I had dreams and woke up this morning sad about my son. I saw my son upset when he was told he wasn't going to see me today. Acting out then or later. I also woke up hating the U.S. and this town, after they've done what they've done to me and my son. I decided to look for a lawyer who knows something about international law or who could sue for the U.S.-Canada stuff.
I had one song that came to mind when I wasn't sure why, and it was an old one, "When I See You Smile", from the 80s, and it came to mind at about 10 minutes to 9 a.m.
I also had the thought about how low people have tried to bring me and the horrible things they've done and how ludicrous certain things seem to be--something I got about what was for my future, but I figured, well, I guess only God knows how that will work out. Nothing is impossible with God and if something is determined despite all the jealousies and hostilities and how bad I look, then I still believe it is something that can be determined and will come to pass and one way or the other, I don't have to worry abuot it right now.

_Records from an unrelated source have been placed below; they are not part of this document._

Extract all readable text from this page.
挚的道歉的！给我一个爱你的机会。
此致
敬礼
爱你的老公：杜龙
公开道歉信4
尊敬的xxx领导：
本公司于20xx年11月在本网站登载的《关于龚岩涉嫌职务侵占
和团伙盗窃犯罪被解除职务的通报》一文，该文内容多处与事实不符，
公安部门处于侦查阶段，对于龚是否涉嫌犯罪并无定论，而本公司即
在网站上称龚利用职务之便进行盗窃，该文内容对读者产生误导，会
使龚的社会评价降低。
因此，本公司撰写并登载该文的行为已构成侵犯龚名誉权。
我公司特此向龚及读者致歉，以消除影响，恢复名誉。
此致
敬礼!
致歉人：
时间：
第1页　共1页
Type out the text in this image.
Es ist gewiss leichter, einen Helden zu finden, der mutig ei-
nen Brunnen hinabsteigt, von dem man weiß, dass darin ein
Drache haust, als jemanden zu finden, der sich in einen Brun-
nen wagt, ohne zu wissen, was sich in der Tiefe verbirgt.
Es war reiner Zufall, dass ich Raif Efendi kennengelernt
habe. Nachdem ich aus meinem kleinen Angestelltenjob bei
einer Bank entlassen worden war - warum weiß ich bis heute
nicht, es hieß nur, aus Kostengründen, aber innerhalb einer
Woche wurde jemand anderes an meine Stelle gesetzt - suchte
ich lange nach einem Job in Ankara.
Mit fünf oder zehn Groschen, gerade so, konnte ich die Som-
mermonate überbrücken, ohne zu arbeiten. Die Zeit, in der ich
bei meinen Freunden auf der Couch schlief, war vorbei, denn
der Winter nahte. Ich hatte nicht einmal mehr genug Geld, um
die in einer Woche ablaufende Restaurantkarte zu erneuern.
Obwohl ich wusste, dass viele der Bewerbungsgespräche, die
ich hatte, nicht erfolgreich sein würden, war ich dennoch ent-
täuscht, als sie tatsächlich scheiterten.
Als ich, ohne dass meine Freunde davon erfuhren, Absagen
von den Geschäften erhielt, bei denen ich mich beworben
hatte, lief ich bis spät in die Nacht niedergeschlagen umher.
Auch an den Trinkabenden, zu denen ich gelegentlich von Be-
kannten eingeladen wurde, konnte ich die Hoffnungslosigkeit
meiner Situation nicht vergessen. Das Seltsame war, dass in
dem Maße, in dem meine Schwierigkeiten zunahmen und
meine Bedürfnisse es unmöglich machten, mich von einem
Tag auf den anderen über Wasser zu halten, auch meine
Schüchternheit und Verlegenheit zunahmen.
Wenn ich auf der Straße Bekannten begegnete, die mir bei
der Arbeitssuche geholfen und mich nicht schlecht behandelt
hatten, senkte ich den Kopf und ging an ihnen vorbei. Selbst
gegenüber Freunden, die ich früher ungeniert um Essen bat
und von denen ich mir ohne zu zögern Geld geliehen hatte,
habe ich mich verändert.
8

I was brought to tears, but what is amazing is that I only cried for 4-6 minutes and that was it. Then I shrugged it off and it was off and what is amazing is that these disgusting and most low things have been done and yet I can still feel peace and contentment inside. I would wonder what was wrong with me if I didn't or hadn't cried, but what is shocking is that I was able to firm up and know that it is back to the Ivana saying, "Don't get mad, get even." nothing is accomplished by worrying. I can have peace that transcends understanding even in the middle of the worst things done to me and even to my son and it's not because I am numb or because I don't care, but because letting something get to me won't solve anything and it also is only what my enemies would want--for me to "feel" pain, unhappiness, or misery. If they can't get to you, as in getting under your skin, they can laugh all the want but they are not able to win. The only reason they even laugh is because in their imagination, you are suffering. It is not so much the circumstances or the appearance as much as the desired imagined goal of having acheived the suffering of someone else. And while appearances may be something to laugh at, they're only appearances. You don't judge a book by the cover, even after it's been used, thrown around, and trashed. If it's still a good story and a good book, and worth the print, it's still worth something.
The censored and banned books are only dangerous for what is on the inside and what others fear about the contents inside.
If you don't care and it doesn't affect you, then they haven't been able to tear even one page out. You are still intact and whole. You may have suffered something but no one was able to take what was inside. And that's the most important thing, because book covers are a dime a dozen. And any book that has lost its cover can always be rebound and renewed.
I think it's like bankruptcy stuff too. People who file look bad for awhile and it looks like they've lost a lot but if they are smart and have what it takes, they are able to get it all back. Donald Trump (since I'm on a trump theme).